STRUCTURAL CONTROLS ON THE REDOX REACTIVITY OF MYCOGENIC MANGANESE OXIDES

Manganese (Mn) is an abundant element in the marine and terrestrial environments that is essential for life but toxic above certain threshold. Microorganisms such as fungi oxidize dissolved Mn²⁺_aq to its trivalent or tetravalent state, precipitating biogenic Mn oxides, which are strong electron acceptors that may in turn oxidize Cr, Co, As, as well as organic compounds. Consequently, it is important to understand the structure and reactivity of fungally produced Mn oxides, which are known to form in contaminated environments.
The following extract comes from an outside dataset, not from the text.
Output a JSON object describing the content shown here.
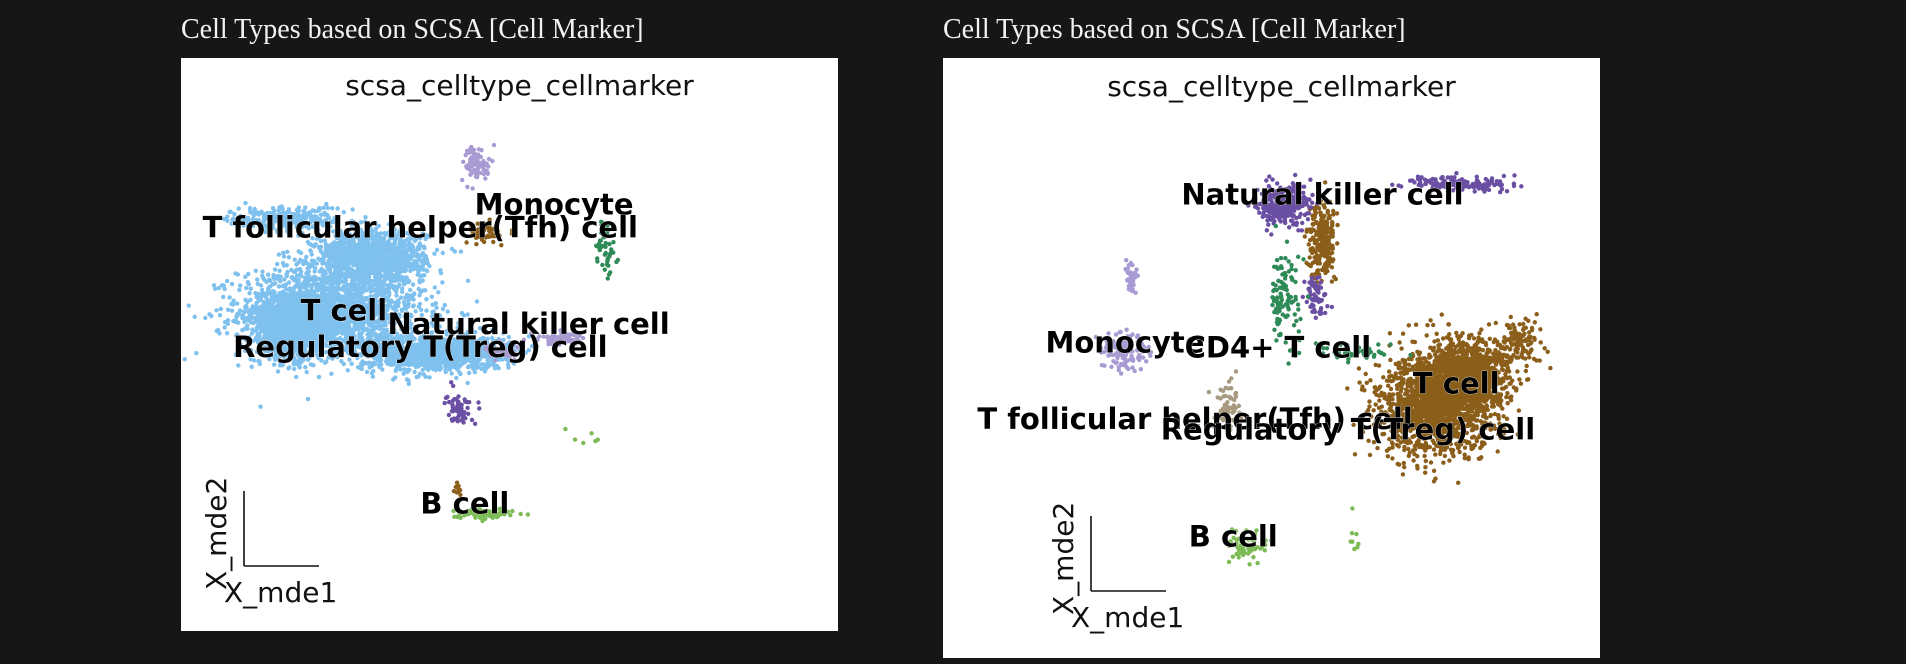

It is generally accepted that geochemical kinetics of redox reactions are influenced by the electron transfer kinetics (Ket) of the minerals, which can vary in terms of their Mn³⁺ content, their density of vacancy sites, as well as their mineral structure (phyllo- vs tecto-manganates). We present data that explores relationships between electrochemically derived Ket values and the mineral chemistry (Mn³⁺ content), particle size and structure of the minerals, by employing voltammetric, wet-chemical, microscopic (TEM), and X-ray absorption spectroscopic (XANES, EXAFS, low angle scattering) techniques. Results may impact our understanding of Mn biogeochemical cycling as well as its contributions to the retention, mobilization and transformation of environmental contaminants.